Bouncing Half Pendulum Math (Arccos problems)

[brandonhil7]

So what I've got is a ball on a string hanging against a wall. When lifted and dropped, it forms a sort of half pendulum motion, but it looses energy very quickly as compared to a full pendulum. I need to calculate energy loss on each bounce, given only the time between each bounce. The solution to me seems to be relating height to half the time between each bounce, and then using height to calculate potential energy at the maximum point in each swing.

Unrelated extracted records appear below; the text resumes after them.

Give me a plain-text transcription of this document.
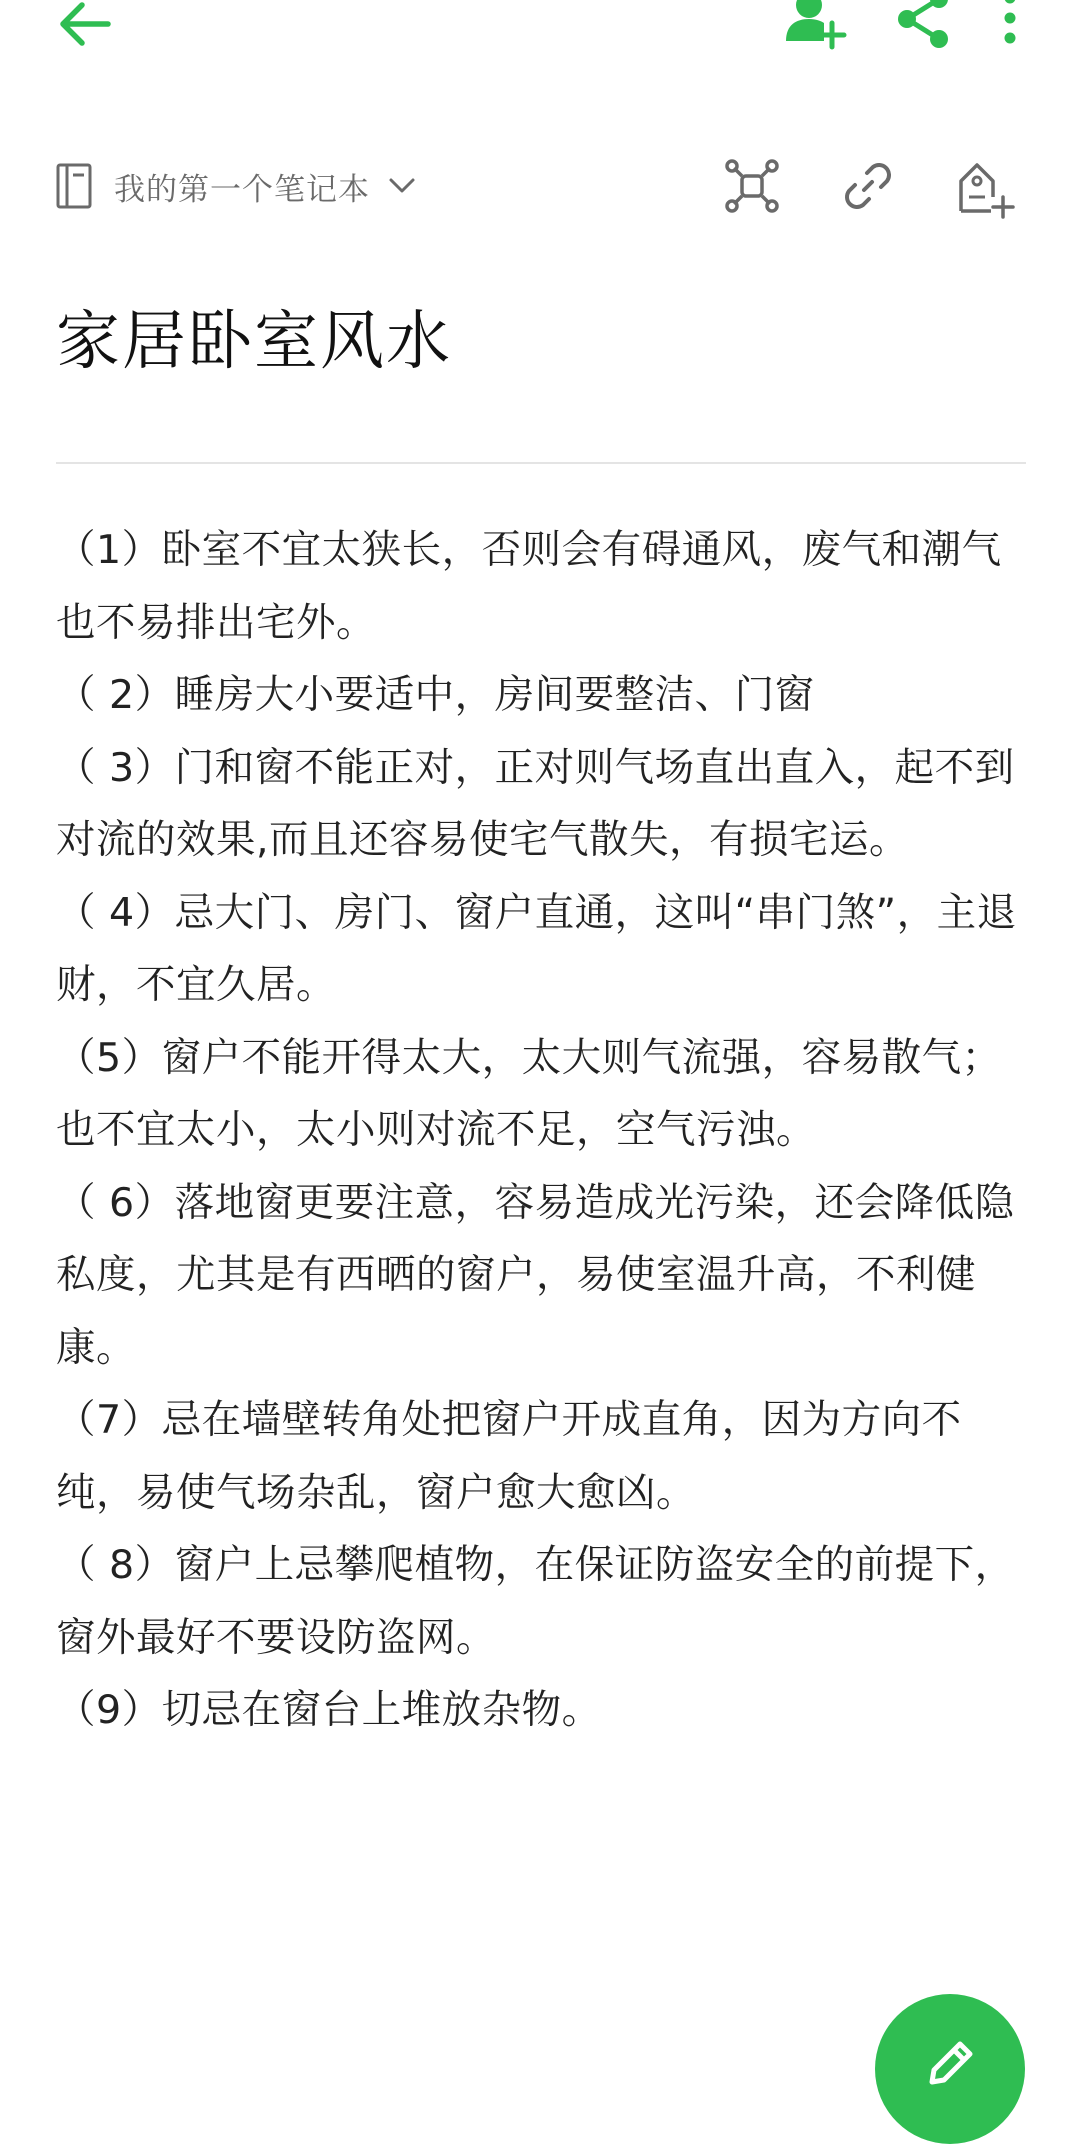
我的第一个笔记本
家居卧室风水

（1）卧室不宜太狭长，否则会有碍通风，废气和潮气也不易排出宅外。

（ 2）睡房大小要适中，房间要整洁、门窗

（ 3）门和窗不能正对，正对则气场直出直入，起不到对流的效果,而且还容易使宅气散失，有损宅运。

（ 4）忌大门、房门、窗户直通，这叫“串门煞”，主退财，不宜久居。

（5）窗户不能开得太大，太大则气流强，容易散气；也不宜太小，太小则对流不足，空气污浊。

（ 6）落地窗更要注意，容易造成光污染，还会降低隐私度，尤其是有西晒的窗户，易使室温升高，不利健康。

（7）忌在墙壁转角处把窗户开成直角，因为方向不纯，易使气场杂乱，窗户愈大愈凶。

（ 8）窗户上忌攀爬植物，在保证防盗安全的前提下，窗外最好不要设防盗网。

（9）切忌在窗台上堆放杂物。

Its the math that is giving me problems.

v = $\frac{s}{t}$
s = rθ
∴ v = $\frac{rθ}{t}$

E = 0.5mv² = mgh
0.5v² = gh
v² = 19.62h
∴ $\frac{r^{2}θ^{2}}{t^{2}}$ = 19.62h

to relate theta to height, a horizontal line can be imagined from the wall to the ball creating a right angled triangle with the hypotenuse being r, the adjacent wall being equal to r-h.

∴ cos(θ)r = r - h
θ = arccos($\frac{r-h}{r}$)

given this:
$\frac{r^{2}(arccos(\frac{r-h}{r}))^{2}}{t^{2}}$ = 19.62h

and if r is then assumed to be 1 m:
$\frac{(arccos(1-h))^{2}}{t^{2}}$ = 19.62h

And this is where I'm stuck. I can't figure out how to get rid of the arccos, and i can't find any identities to help.
$(arccos(1-h))^{2}= 19.62ht^{2}$
what i need to do is solve for H
Please note that i do indeed understand what arccos is, it is the squared that id like to get rid of.

Any help would be appreciated.

 

[jbsteele]

There is no simple way of getting rid of the arccos, but it can be solved numerically by iteration. Start with an initial guess for h, then calculate the corresponding t2 from the equation, and adjust h until the equation is satisfied. This can be done using a computer program or spreadsheet, or you can do it manually with a calculator.